Jérôme Bauer : La CNAOC a été la première à dire que cette distillation serait une rustine insuffisante et à se positionner pour l’arrachage définitif. Force est de constater que l’on va distiller 200 millions € de vin, mais qu’avec la déconsommation actuelle de vin, accentuée par l’inflation, on va rester dans une situation moribonde. La question à se poser est celle d’un excès de potentiel de production de vin en France. Il faut avoir le courage de se poser la question.
À la CNAOC on pense qu’il y a trop de potentiel de production de vin français. Je ne me vois pas retoquer à la porte du ministre pour redemander une distillation en 2024 ! Tous les représentants de la filière l’ont dit et répété. Il faut maintenant prendre son courage à deux mains et dire qu’il faut arracher de la vigne en France
Si la demande d’arrachage définitif est portée depuis 2022 par l’interprofession de Bordeaux face à la déconsommation de vins rouges AOC, les vignobles du Midi et de la Vallée du Rhône ne lui ont pas emboîté le pas…
Plus on parle de l’arrachage, plus il y a d’autres vignobles qui semblent intéressés.
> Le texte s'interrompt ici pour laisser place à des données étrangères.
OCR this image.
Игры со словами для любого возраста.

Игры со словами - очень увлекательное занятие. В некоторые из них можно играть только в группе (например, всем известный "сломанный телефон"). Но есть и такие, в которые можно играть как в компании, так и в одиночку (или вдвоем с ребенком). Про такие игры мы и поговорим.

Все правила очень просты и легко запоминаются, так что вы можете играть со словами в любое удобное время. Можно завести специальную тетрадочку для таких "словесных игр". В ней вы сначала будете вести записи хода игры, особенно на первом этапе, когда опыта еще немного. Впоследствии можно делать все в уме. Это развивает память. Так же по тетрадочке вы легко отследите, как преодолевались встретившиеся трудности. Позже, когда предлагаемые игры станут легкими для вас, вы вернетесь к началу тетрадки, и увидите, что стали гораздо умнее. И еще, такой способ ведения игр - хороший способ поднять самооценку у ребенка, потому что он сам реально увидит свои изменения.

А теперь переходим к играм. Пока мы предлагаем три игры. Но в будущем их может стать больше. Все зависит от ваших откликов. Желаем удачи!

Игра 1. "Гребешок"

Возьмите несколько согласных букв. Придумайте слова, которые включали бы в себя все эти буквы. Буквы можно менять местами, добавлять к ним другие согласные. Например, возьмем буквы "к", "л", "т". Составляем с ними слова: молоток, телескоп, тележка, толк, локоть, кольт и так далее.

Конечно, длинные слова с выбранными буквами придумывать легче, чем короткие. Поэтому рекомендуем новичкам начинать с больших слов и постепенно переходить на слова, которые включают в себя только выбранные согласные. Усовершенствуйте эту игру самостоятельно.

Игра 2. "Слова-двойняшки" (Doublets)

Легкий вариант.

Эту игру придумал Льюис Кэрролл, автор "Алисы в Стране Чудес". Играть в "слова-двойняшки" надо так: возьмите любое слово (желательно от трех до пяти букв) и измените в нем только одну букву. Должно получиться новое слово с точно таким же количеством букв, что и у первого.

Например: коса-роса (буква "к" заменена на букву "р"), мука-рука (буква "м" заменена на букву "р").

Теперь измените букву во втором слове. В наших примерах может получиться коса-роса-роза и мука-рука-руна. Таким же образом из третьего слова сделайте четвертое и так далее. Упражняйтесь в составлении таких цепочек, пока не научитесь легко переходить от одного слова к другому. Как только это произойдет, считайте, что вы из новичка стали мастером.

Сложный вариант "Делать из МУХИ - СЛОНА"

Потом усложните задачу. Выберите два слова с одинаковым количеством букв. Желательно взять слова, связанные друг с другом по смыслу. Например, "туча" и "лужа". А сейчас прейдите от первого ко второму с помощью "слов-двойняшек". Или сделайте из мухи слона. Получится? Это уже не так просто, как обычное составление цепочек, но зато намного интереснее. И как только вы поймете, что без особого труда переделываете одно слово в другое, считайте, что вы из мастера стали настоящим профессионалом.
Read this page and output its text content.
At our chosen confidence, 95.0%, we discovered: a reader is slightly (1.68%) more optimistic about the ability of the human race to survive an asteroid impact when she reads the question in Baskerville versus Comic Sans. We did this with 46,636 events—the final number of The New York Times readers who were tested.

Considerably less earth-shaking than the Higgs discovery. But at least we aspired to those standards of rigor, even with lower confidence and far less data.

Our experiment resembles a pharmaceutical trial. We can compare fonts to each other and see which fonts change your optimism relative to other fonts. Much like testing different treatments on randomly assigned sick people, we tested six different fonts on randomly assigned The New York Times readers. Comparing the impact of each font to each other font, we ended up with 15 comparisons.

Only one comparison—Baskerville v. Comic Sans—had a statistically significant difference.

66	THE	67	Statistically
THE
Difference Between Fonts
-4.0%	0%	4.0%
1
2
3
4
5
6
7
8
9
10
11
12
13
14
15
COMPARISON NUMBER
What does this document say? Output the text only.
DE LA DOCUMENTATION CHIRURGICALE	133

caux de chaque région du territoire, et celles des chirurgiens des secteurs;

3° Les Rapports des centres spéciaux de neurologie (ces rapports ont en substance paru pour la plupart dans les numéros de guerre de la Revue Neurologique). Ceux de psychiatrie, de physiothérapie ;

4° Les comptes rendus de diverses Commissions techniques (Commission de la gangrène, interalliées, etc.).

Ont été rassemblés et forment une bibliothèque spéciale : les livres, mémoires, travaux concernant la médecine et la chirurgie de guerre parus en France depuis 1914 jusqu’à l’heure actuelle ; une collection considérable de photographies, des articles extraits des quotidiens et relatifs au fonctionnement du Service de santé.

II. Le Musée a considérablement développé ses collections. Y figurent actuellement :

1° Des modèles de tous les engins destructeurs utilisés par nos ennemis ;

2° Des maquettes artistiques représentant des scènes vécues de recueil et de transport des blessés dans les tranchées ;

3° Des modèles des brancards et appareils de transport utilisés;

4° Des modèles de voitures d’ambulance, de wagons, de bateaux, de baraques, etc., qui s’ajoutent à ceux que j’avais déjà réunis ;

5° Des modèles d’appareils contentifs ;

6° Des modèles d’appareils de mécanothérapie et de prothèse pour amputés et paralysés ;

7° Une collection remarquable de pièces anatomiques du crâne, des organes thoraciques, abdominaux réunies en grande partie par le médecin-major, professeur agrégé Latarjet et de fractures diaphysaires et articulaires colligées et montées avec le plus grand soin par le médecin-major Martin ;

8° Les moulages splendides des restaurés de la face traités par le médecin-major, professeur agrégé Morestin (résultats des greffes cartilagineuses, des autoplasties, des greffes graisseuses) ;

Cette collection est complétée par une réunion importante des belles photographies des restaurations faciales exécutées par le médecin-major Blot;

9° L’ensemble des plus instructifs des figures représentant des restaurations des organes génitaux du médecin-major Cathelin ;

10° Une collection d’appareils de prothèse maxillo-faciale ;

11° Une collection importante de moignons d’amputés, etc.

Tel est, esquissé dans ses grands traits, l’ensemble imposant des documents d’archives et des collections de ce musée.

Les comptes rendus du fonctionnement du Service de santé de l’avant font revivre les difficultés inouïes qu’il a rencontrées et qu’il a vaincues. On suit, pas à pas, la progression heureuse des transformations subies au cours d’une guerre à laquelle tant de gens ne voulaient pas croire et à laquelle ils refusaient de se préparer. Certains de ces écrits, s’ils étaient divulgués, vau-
Ce qui n’est pas une bonne nouvelle ! Aujourd’hui, il n’y a pas de consensus sur la stratégie de la filière. Il faut se caler sur les principes de régulation. C’est-à-dire sur le contrôle des plantations et de l’arrachage. À partir de là, il faudra trouver des leviers d’action pour financer l’arrachage. Aujourd’hui, des fonds européens sont dédiés à la restructuration. Arracher des vignes pour maintenir la pérennité du reste du vignoble en France correspond à de la restructuration pour moi. Ce n’est pas possible actuellement, mais il va falloir ouvrir de nouvelles portes réglementaires. Les vignobles espagnols et italiens pourraient être intéressés.
Un plan de filière est en discussion au sein du conseil spécialisé vin de FranceAgriMer. Il n’est pas suffisamment avancé pour en tirer conclusion. L’enjeu est de savoir si l’on continue à laisser faire ou si l’on trouve des solutions.
Face aux replis commerciaux actuels, la vendange 2023 voient des stratégies de réduction des rendements, de mise en réserve ou d’espoir de rétablissement dans les syndicats viticoles.
Il faut plusieurs leviers pour s’adapter aux situations différentes. La baisse des rendements et la constitution de réserve sont des solutions. Mais réduire le rendement augmente le coût de production, ça ne peut être que temporaire. Réduire de 10 % le rendement, c’est augmenter le coût de production.
Pour réguler l’offre, la fédération des vins IGP militent pour un dispositif d’étanchéité entre AOP et IGP.La CNAOC a été la première à porter le sujet de l’étanchéité des segments, il y a des années. Aujourd’hui, nous sommes tous mûrs pour remettre un tel dispositif en place. Nous sommes tous d’accord : AOC, IGP, vignoble, négoce… Il faut gagner en stabilité, les IGP ne peuvent pas être le déversoir des AOC quand ça ne va pas, et vice-versa. On travaille depuis un an à une proposition, que l’on va désormais travailler avec la fédération des vins IGP.